Society for the Protection of the Rights of the Child
- Abbreviation: SPARC
- Formation: 17 December 1992; 33 years ago
- Type: NGO
- Headquarters: Islamabad, Lahore
- Region served: Pakistan
- Members: Private
- Website: sparcpk.org

= Society for the Protection of the Rights of the Child =

Pakistani rights organisation

The Society for the Protection of the Rights of the Child (SPARC) is a Pakistani independent non-governmental organization dedicated to protecting the rights of children.

== Mission ==
SPARC was established as an advocacy group for children's rights. Initially focused on promoting and protecting breastfeeding, it has expanded to child labour, juvenile justice, education and violence against children. It has held "children's parliaments" and worked to end corporal punishment in Pakistani schools.

== Operations ==

SPARC was officially established on 17 December 1992, in Islamabad, Pakistan. SPARC's governing body is run by a board of directors. While the headquarters is located in Islamabad, it has offices in Lahore, Karachi, Peshawar and Quetta, Hyderabad, Multan and Nowshera. 54 Child Rights Committees consisting of local activists operate at the district level.

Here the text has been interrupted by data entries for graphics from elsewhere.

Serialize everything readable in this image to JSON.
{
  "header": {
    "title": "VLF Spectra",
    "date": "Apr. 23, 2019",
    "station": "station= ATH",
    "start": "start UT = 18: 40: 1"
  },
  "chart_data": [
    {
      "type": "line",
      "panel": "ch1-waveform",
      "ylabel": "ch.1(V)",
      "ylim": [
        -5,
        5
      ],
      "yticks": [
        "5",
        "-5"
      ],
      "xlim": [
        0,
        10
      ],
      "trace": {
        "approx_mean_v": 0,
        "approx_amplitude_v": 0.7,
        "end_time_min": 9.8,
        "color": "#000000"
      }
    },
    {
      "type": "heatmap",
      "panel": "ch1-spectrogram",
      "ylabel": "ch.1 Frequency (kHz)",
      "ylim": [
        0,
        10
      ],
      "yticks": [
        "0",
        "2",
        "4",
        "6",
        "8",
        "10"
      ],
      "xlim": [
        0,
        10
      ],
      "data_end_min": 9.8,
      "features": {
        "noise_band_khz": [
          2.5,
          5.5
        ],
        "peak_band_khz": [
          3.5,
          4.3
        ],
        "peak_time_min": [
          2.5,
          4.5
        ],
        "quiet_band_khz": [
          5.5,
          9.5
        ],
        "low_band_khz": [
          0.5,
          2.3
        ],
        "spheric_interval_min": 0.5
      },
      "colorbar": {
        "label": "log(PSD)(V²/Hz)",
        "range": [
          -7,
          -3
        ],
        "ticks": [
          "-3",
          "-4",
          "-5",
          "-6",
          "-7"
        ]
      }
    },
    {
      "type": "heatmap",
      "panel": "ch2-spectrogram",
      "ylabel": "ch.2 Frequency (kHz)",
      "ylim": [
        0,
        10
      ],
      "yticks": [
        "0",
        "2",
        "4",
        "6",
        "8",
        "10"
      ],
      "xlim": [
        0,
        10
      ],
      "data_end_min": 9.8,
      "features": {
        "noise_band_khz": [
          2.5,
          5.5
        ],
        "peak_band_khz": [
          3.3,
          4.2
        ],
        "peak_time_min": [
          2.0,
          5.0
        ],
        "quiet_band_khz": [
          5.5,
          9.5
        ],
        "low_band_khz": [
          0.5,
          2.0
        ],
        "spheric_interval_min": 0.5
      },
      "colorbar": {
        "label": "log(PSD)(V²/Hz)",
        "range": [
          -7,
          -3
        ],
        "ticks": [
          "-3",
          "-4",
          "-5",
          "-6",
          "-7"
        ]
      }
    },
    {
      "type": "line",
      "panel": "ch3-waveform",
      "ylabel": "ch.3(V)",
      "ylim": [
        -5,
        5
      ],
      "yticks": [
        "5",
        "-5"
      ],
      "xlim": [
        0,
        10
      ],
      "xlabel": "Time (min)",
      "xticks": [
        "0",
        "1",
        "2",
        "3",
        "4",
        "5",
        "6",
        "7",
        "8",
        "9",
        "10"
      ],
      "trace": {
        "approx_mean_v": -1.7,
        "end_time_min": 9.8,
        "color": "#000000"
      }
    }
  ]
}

SPARC has consultative status with the United Nations Economic and Social Council and the United Nations Department of Public Information. It is a partner of Defence for Children International. In 2003, SPARC received the United Nations Recognition Award for highlighting the plight of children and promoting the rights of children in Pakistan. In 2006, SPARC received USAID certification.

SPARC is a member of the Pakistan National Alliance and the International Baby Food Action Network.

== Successes ==
The Protection of Breastfeeding and Young Child Nutrition Ordinance, drafted by founding SPARC member Anees Jillani, was signed in October 2002 and came into force in 2010. It superseded the National Infant Feeding Board Rules of 2004. The ordinance has also been adopted by Gilgit-Baltistan, which has special status under a Presidential Order.